Featured Poem: Sonnet 129 by William Shakespeare
No darling buds of May in evidence here. Shakespeare's subject is lust: "Had, having, and in quest to have". Before consummation, lust is "perjur'd, murderous, bloody, full of blame, / Savage, extreme, rude, cruel, not to trust". And then "no sooner had, / Past reason hated, as a swallow'd bait, / On purpose laid to make the taker mad".
Poor Anne, you might say.
But this sonnet really demonstrates Shakespeare's technical mastery: his syntactical tricks and tropes generate tremendous rhythm and energy. Reading aloud (as you should be), you can hear his frenzied argument struggling against the confines of the sonnet form, like Man struggling against his own biology. In both cases, there is no escape: only a temporary release of tension in the final clinching couplet.
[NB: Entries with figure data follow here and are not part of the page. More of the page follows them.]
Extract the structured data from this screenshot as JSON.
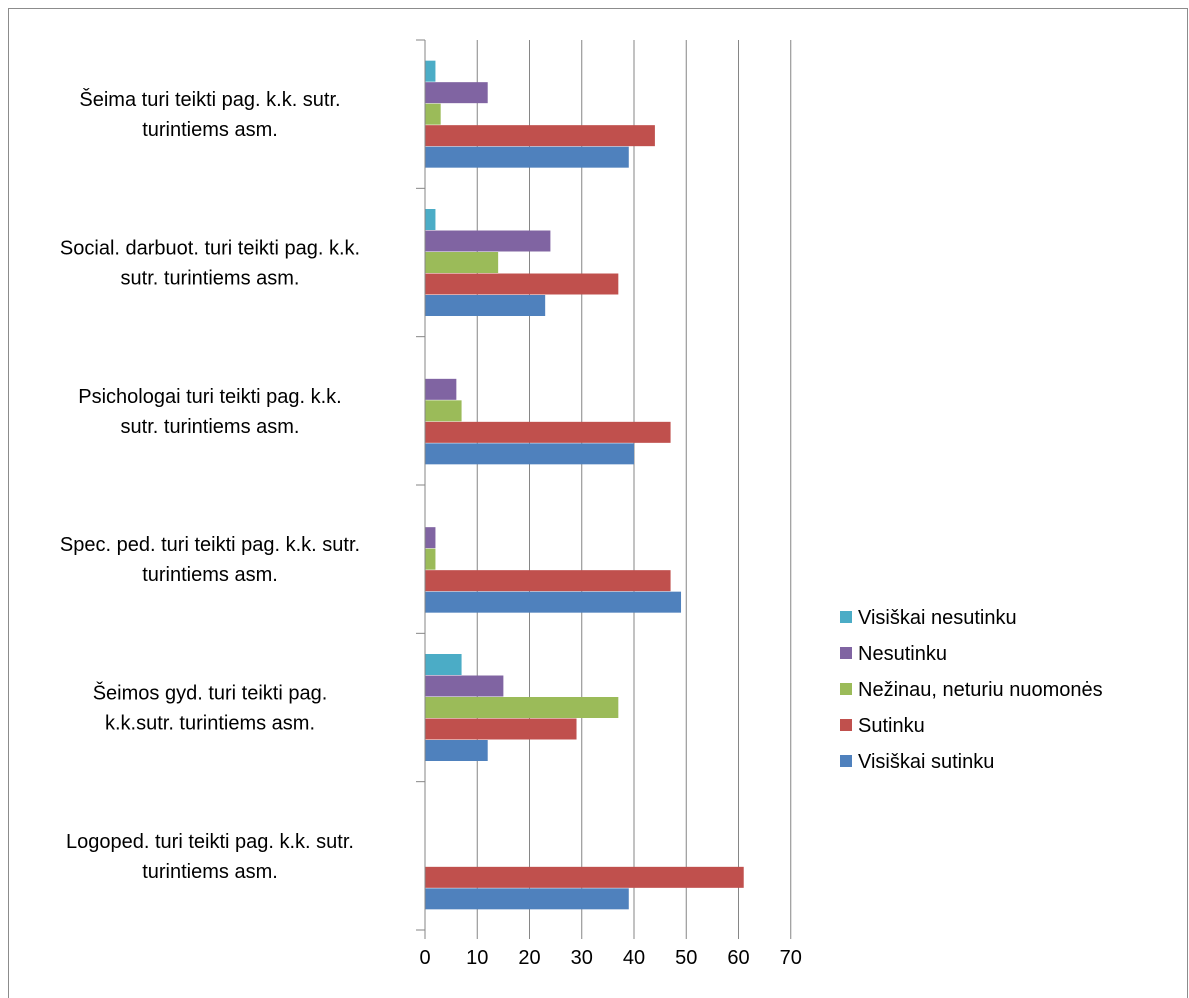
{
  "chart_data": {
    "type": "bar",
    "orientation": "horizontal",
    "title": "",
    "xlabel": "",
    "ylabel": "",
    "xlim": [
      0,
      70
    ],
    "xticks": [
      0,
      10,
      20,
      30,
      40,
      50,
      60,
      70
    ],
    "grid": "vertical major gridlines",
    "legend_position": "right",
    "categories": [
      {
        "lines": [
          "Šeima turi teikti pag. k.k. sutr.",
          "turintiems asm."
        ]
      },
      {
        "lines": [
          "Social. darbuot. turi teikti pag. k.k.",
          "sutr. turintiems asm."
        ]
      },
      {
        "lines": [
          "Psichologai turi teikti pag. k.k.",
          "sutr. turintiems asm."
        ]
      },
      {
        "lines": [
          "Spec. ped. turi teikti pag. k.k. sutr.",
          "turintiems asm."
        ]
      },
      {
        "lines": [
          "Šeimos gyd. turi teikti pag.",
          "k.k.sutr. turintiems asm."
        ]
      },
      {
        "lines": [
          "Logoped. turi teikti pag. k.k. sutr.",
          "turintiems asm."
        ]
      }
    ],
    "series": [
      {
        "name": "Visiškai  nesutinku",
        "color": "#4bacc6",
        "values": [
          2,
          2,
          0,
          0,
          7,
          0
        ]
      },
      {
        "name": "Nesutinku",
        "color": "#8064a2",
        "values": [
          12,
          24,
          6,
          2,
          15,
          0
        ]
      },
      {
        "name": "Nežinau, neturiu nuomonės",
        "color": "#9bbb59",
        "values": [
          3,
          14,
          7,
          2,
          37,
          0
        ]
      },
      {
        "name": "Sutinku",
        "color": "#c0504d",
        "values": [
          44,
          37,
          47,
          47,
          29,
          61
        ]
      },
      {
        "name": "Visiškai sutinku",
        "color": "#4f81bd",
        "values": [
          39,
          23,
          40,
          49,
          12,
          39
        ]
      }
    ]
  }
}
Now where did I put those cigarettes...?
Sonnet 129
The expense of spirit in a waste of shame
Is lust in action; and till action, lust
Is perjur'd, murderous, bloody, full of blame,
Savage, extreme, rude, cruel, not to trust;
Enjoy'd no sooner but despised straight;
Past reason hunted; and no sooner had,
Past reason hated, as a swallow'd bait,
On purpose laid to make the taker mad:
Mad in pursuit, and in possession so;
Had, having, and in quest to have, extreme;
A bliss in proof,- and prov'd, a very woe;
Before, a joy propos'd; behind a dream.
All this the world well knows; yet none knows well
To shun the heaven that leads men to this hell.